L’employeur paie entièrement les primes relatives aux accidents professionnels (80 % du salaire) et maladies professionnelles. Les primes d’accidents non-professionnels (pour salariés ≥ 8 h) sont généralement prélevées sur le salaire des employés (deductible), sauf dispositions plus favorables (CCT ou contribution volontaire de l’employeur).
Un salarié à 4 h/semaine doit-il être assuré ?
Oui, l’accident professionnel (y compris trajet) doit être assuré pour tout temps de travail. Mais au-dessous de 8 h/semaine, les accidents privés (loisirs, domicile) ne sont pas couverts par la LAA. L’employeur assure l’accident pro, et l’employé dépend de sa LAMal pour le reste (donc on lui laisse l’option « accidents » en maladie).
Que faire en cas d’accident d’un salarié ?
Déclarer immédiatement l’accident à votre assureur LAA (formulaire de déclaration ou online). L’employeur doit coopérer pour l’enquête (témoignages, lieu, etc.). En Suisse, l’assurance-accidents prend directement en charge les frais de traitement et indemnités.

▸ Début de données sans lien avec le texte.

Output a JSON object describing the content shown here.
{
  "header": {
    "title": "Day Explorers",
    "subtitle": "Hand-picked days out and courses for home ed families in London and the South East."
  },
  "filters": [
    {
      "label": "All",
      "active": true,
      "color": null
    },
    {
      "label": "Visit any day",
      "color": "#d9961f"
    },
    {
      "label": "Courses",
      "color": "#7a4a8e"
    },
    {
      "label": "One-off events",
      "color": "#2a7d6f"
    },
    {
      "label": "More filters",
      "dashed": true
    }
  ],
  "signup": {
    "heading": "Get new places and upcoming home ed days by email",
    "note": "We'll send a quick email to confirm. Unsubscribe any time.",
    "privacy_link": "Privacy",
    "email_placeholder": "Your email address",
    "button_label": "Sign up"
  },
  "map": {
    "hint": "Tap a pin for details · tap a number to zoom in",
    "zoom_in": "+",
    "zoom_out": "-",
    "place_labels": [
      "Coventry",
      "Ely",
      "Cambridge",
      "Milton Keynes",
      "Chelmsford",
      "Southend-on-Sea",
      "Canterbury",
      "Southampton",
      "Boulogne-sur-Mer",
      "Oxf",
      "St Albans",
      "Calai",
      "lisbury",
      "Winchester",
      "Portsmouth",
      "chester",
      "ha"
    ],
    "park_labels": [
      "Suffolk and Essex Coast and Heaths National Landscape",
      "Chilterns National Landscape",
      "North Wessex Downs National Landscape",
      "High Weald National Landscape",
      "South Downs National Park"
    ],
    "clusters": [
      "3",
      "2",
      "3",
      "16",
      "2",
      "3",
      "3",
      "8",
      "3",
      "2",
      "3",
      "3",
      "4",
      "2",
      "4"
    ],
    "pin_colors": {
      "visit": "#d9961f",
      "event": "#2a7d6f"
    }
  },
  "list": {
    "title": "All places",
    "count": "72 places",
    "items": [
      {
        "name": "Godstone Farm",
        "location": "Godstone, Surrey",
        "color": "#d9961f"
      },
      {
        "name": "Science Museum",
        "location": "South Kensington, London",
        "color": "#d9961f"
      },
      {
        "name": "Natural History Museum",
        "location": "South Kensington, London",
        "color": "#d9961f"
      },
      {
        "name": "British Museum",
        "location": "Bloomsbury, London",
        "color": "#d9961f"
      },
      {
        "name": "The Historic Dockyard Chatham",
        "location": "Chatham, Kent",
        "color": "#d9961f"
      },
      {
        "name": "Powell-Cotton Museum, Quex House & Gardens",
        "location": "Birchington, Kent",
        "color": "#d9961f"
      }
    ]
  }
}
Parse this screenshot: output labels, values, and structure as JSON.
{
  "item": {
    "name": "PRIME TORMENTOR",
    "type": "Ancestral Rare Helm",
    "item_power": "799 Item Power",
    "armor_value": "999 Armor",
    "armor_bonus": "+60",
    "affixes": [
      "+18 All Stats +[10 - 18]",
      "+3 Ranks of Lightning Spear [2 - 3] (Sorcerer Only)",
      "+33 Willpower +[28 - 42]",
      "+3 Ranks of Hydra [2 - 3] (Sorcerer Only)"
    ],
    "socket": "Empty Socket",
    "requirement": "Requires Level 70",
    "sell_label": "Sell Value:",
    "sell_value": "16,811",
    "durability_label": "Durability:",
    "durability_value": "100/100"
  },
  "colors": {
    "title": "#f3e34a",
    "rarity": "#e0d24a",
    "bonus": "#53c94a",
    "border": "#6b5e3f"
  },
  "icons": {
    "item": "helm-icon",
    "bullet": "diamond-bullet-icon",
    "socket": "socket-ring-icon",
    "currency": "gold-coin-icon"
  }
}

Qu’est-ce que l’assurance-accidents par convention ?
C’est une couverture à la sortie de l’entreprise (max. 6 mois) qui prolonge le droit aux prestations LAA après la fin du contrat. L’employeur doit informer le salarié de cette possibilité. Son coût est fixe et similaire à la LAA initiale.
Que se passe-t-il si j’oublie de déclarer un nouvel employé ?
L’employeur est responsable de déclarer tout emploi. En cas d’oubli, l’assureur suplétif paie l’accident puis réclame ensuite les cotisations impayées à l’entreprise (souvent au taux le plus élevé avec pénalités). C’est donc important d’ouvrir un contrat LAA avant tout début d’activité.